The different Types of Business Entities in India

Doing business in India requires one to select a type of business body. In India one can choose from five different types of legal entities to conduct web business. These include Sole Proprietorship, Partnership Firm, Limited Liability Partnership, Private Limited Company and Public Limited Company. The choice on the business entity is right down to various factors such as taxation, ownership liabilities, compliance burden, investment options and exit strategy.

Lets look at each of these entities in detail

Sole Proprietorship

This is the most easy business entity set up in India. It does not have its own Permanent Account Number (PAN) and the PAN of the owner (Proprietor) acts as the PAN for the Sole Proprietorship firm. Registrations several government departments are required only on a need basis. For example, if the business provides services and repair tax is applicable, then registration with the service tax department is forced. Same is true for other indirect taxes like VAT, Excise thus. It is not possible to transfer the ownership of a Sole Proprietorship from one individual another. However, assets of such firm may be sold from one person diverse. Proprietors of sole proprietorship firms have unlimited business liability. This is the reason why owners’ personal assets could be attached to meet business liability claims.

Partnership

A partnership firm in India is governed by The Partnership Act, 1932. Two or more persons can form a Partnership subject to maximum of 20 partners. A partnership deed is prepared that details you may capital each partner will contribute towards the partnership. It also details how much profit/loss each partner will share. Working partners of the partnership are also allowed to draw a salary reported by The Indian Partnership Act. A partnership is also in order to purchase assets in the name. However internet websites such assets always be partners of the firm. A partnership may/may not be dissolved in case of death of this partner. The partnership doesn’t really have its own legal standing although a unique Permanent Account Number (PAN) is used on the partnership. Partners of the firm have unlimited business liabilities which means their personal assets can be belonging to meet business liability claims of the partnership firm. Also losses incurred with act of negligence of one partner is liable for payment from every partner of the partnership firm.

A partnership firm may or may not be registered with Registrar of Firms (ROF). Registration provides some legal protection to partners in case they have differences between them. Until a partnership deed is registered an issue ROF, it may not be treated as legal document. However, this does not prevent either the Partnership firm from suing someone or someone suing the partnership firm within a court of guidelines.
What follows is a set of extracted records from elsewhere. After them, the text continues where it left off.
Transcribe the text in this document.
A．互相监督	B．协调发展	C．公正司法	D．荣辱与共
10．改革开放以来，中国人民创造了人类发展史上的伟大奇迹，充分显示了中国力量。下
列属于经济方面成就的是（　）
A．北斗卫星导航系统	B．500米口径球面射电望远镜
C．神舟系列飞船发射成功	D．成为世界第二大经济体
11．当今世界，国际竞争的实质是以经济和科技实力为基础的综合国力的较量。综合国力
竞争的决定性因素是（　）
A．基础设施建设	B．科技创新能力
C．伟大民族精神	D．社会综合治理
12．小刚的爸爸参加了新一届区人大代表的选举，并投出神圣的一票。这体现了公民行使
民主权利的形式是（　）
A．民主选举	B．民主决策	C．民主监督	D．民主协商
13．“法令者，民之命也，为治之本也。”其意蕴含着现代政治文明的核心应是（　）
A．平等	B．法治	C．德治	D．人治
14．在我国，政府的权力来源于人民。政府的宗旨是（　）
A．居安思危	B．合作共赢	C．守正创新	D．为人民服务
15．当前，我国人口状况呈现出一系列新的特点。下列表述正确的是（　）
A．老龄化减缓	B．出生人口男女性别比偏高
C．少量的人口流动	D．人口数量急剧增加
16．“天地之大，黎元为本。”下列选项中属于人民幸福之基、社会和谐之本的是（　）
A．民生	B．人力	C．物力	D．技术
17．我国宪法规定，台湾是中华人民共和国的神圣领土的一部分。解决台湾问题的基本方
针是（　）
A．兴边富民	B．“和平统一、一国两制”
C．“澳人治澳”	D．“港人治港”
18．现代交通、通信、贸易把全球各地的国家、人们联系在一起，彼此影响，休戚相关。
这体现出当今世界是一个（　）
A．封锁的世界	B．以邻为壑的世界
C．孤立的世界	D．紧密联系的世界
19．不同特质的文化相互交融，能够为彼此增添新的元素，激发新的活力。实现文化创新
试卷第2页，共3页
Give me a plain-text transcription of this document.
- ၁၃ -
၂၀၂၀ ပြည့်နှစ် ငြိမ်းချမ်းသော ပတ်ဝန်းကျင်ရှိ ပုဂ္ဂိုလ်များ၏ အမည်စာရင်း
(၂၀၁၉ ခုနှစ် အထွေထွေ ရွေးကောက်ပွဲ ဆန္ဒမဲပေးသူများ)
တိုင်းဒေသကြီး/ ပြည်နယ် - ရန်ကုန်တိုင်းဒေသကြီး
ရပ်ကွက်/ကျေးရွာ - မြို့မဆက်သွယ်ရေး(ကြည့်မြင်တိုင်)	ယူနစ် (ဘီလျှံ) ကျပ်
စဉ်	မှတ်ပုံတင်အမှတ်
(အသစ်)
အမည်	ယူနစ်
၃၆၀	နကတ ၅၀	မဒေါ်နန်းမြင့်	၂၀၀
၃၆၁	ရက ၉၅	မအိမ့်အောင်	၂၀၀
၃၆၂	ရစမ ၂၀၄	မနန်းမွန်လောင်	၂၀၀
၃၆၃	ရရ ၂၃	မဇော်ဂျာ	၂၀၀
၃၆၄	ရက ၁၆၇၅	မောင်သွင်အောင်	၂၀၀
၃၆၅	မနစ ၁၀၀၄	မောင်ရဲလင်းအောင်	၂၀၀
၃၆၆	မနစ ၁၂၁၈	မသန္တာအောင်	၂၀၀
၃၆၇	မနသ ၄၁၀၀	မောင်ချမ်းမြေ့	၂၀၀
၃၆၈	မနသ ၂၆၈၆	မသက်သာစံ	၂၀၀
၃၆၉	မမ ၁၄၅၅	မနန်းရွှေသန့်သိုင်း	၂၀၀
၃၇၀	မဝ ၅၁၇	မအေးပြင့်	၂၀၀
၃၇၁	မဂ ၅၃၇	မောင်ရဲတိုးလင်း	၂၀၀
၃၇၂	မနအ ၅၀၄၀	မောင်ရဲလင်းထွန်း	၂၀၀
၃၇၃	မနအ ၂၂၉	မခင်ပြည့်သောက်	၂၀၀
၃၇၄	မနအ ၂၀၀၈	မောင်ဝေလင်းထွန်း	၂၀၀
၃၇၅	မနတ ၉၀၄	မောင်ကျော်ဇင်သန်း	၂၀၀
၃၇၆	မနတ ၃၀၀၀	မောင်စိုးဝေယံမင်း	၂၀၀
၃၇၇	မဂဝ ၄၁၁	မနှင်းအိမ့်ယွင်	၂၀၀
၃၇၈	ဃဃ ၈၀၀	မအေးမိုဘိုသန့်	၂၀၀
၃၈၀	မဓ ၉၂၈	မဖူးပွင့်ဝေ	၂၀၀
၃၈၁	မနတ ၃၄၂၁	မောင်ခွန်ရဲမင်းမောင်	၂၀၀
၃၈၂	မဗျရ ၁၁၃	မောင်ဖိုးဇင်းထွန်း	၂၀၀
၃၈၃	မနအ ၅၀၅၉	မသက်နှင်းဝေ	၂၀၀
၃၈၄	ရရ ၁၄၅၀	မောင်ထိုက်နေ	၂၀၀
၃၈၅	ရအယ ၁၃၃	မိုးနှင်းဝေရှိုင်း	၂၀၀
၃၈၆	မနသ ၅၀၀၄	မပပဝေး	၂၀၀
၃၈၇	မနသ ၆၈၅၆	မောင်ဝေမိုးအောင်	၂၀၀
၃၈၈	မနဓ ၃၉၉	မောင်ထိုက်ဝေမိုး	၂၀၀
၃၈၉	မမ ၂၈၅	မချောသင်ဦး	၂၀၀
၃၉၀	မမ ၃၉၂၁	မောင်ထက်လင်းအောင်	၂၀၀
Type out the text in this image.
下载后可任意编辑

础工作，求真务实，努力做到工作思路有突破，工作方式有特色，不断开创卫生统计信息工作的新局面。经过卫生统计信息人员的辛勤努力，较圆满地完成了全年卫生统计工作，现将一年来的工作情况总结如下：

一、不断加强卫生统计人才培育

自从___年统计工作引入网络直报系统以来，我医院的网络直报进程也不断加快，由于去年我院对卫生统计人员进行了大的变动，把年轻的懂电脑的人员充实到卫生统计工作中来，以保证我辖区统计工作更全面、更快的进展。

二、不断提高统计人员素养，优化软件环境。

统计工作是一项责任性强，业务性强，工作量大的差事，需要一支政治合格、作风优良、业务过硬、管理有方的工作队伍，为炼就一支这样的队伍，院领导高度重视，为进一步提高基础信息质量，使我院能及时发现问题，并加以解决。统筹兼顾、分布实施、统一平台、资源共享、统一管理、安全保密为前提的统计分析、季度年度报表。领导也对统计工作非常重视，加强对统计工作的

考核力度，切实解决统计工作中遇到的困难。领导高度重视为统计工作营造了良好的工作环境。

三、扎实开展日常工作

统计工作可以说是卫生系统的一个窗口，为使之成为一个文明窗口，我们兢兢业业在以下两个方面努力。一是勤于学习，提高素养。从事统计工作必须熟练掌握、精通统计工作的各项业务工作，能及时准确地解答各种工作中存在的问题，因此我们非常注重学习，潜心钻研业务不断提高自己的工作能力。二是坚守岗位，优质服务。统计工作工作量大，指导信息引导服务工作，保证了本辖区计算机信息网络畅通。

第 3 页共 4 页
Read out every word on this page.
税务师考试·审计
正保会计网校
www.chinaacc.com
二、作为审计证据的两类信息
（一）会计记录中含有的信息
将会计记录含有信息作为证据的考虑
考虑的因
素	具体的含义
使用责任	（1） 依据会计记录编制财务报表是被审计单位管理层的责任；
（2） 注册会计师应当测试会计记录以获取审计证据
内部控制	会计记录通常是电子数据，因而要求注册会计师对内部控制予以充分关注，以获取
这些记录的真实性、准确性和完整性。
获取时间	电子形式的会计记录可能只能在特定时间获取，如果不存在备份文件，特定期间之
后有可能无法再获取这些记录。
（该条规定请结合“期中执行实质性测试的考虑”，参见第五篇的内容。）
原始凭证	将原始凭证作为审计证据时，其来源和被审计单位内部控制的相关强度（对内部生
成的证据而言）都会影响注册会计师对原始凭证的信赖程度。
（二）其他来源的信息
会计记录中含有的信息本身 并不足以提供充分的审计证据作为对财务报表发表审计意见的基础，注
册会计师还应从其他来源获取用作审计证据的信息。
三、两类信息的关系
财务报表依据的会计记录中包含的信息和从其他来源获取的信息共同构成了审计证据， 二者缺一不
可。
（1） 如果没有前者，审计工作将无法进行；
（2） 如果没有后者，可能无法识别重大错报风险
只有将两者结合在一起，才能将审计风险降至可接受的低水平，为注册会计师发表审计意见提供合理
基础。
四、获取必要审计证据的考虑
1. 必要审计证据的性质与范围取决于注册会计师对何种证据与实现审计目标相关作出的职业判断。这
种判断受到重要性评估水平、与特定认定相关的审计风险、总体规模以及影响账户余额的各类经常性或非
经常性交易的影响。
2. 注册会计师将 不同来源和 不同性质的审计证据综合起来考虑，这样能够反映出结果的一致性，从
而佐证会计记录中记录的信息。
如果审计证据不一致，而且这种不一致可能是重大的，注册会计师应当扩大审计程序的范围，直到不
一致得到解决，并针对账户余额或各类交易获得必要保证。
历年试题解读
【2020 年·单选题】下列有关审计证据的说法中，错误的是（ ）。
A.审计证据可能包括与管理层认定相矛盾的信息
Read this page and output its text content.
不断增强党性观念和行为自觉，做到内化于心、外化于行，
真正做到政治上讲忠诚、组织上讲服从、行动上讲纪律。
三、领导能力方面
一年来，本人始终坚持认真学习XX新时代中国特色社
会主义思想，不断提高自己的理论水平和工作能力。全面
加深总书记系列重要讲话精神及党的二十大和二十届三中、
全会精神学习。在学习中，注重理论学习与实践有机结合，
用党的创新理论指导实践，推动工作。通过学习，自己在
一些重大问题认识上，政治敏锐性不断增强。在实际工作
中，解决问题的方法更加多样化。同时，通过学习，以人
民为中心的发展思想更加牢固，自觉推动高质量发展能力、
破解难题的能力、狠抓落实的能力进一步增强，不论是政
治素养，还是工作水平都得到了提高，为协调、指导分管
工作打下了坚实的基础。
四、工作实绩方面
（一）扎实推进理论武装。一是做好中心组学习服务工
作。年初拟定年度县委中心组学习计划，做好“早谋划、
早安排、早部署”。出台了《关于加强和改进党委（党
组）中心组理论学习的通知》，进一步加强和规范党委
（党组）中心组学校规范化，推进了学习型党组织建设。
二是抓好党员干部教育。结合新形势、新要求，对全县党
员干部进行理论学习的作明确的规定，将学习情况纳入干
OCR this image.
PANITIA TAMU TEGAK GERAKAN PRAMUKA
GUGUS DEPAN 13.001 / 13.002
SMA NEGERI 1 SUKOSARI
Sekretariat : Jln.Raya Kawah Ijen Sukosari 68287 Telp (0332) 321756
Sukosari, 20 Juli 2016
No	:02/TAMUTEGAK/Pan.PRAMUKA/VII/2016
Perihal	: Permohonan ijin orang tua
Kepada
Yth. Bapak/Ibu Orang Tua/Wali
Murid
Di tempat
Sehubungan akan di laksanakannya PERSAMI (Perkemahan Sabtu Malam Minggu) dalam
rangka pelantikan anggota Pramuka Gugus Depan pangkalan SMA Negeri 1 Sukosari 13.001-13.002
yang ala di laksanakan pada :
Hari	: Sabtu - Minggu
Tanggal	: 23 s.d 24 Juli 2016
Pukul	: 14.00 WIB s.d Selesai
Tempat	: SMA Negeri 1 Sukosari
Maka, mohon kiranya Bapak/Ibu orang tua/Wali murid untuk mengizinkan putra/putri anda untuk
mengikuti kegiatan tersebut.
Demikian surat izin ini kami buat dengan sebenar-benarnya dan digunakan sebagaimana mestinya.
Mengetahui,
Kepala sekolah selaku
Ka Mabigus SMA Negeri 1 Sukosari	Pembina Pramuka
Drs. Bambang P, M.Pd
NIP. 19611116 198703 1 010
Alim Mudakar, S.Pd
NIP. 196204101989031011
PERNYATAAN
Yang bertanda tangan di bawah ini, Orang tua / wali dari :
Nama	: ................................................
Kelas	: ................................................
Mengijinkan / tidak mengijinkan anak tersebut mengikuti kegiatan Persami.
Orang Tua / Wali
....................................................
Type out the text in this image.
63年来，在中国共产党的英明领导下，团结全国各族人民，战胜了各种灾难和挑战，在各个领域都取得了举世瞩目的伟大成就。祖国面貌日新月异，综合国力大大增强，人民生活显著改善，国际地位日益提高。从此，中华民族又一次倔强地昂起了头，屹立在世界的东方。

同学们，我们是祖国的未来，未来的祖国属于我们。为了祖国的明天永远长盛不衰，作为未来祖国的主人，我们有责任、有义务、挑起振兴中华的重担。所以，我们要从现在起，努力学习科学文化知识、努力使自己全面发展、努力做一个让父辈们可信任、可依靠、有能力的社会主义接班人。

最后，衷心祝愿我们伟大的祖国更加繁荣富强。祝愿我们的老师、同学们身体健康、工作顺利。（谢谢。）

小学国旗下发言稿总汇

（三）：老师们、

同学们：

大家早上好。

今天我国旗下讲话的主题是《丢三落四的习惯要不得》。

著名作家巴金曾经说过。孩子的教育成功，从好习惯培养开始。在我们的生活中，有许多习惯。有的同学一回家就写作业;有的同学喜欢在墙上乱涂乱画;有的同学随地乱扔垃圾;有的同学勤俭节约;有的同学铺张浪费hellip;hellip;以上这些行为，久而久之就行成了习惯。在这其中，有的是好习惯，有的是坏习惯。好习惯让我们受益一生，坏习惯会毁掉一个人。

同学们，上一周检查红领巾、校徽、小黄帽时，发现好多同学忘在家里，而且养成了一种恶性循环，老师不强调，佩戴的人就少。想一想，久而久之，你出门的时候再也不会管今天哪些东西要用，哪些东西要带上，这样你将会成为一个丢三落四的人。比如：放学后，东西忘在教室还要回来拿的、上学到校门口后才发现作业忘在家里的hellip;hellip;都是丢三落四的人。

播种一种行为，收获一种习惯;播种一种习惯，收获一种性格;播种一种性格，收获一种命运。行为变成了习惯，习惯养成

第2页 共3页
Limited Liability Partnership

Limited Liability Partnership (LLP) firm is really a new form of business entity established by an Act of the Parliament. LLP allows members to retain flexibility of ownership (similar to Partnership Firm) but provides a liability policy cover. The maximum liability of each partner inside LLP is proscribed to the extent of his/her investment in the organisation. An LLP has its own Permanent Account Number (PAN) and legal status. LLP Registration Online in India also provides protection to partners for illegal or unauthorized actions taken by other partners of the LLP. A private or Public Limited Company as well as Partnership Firms can be converted into a Limited Liability Partnership.

Private Limited Company

A Private Limited Company in India is in order to a C-Corporation in u . s. Private Limited Company allows its owners to subscribe to company shares. On subscribing to shares, the owners (members) become shareholders of this company. A non-public Limited Company is a separate legal entity both treated by simply taxation as well as liability. The personal liability within the shareholders is bound to their share finances. A private limited company can be formed by registering corporation name with appropriate Registrar of Companies (ROC). Draft of Memorandum of Association and Actual Association are able and signed by the promoters (initial shareholders) within the company. Usually are all products then sent to the Registrar along with applicable registration fees. Such company get between 2 to 50 members. To care for the day-to-day activities in the company, Directors are appointed by the Shareholders. An exclusive Company has more compliance burden assigned a Partnership and LLP. For example, the Board of Directors must meet every quarter and looking after annual general meeting of Shareholders and Directors should be called. Accounts of the company must prepare yourself in accordance with Tax Act and also Companies Federal act. Also Companies are taxed twice if earnings are to be distributed to Shareholders. Closing a Private Limited Company in India is a tedious process and requires many formalities to be completed.

One good side, Shareholders of this Company can change without affecting the operational or legal standing of this company. Generally Venture Capital investors prefer to invest in businesses which can be Private Companies since permits great degree of separation between ownership and processes.

Public Limited Company

Public Limited Company will be a Private Company with no difference being that connected with shareholders of a typical Public Limited Company could be unlimited having a minimum seven members. A Public Company can be either submitted to a currency markets or remain unlisted. A Listed Public Limited Company allows shareholders of they to trade its shares freely throughout the stock convert. Such a company requires more public disclosures and compliance from brand new including appointment of independent directors within the board, public disclosure of books of accounts, cap of salaries of Directors and Head honcho. As in the case associated with Private Company, a Public Limited Clients are also an impartial legal person, its existence is not affected the particular death, retirement or insolvency of each of its investors.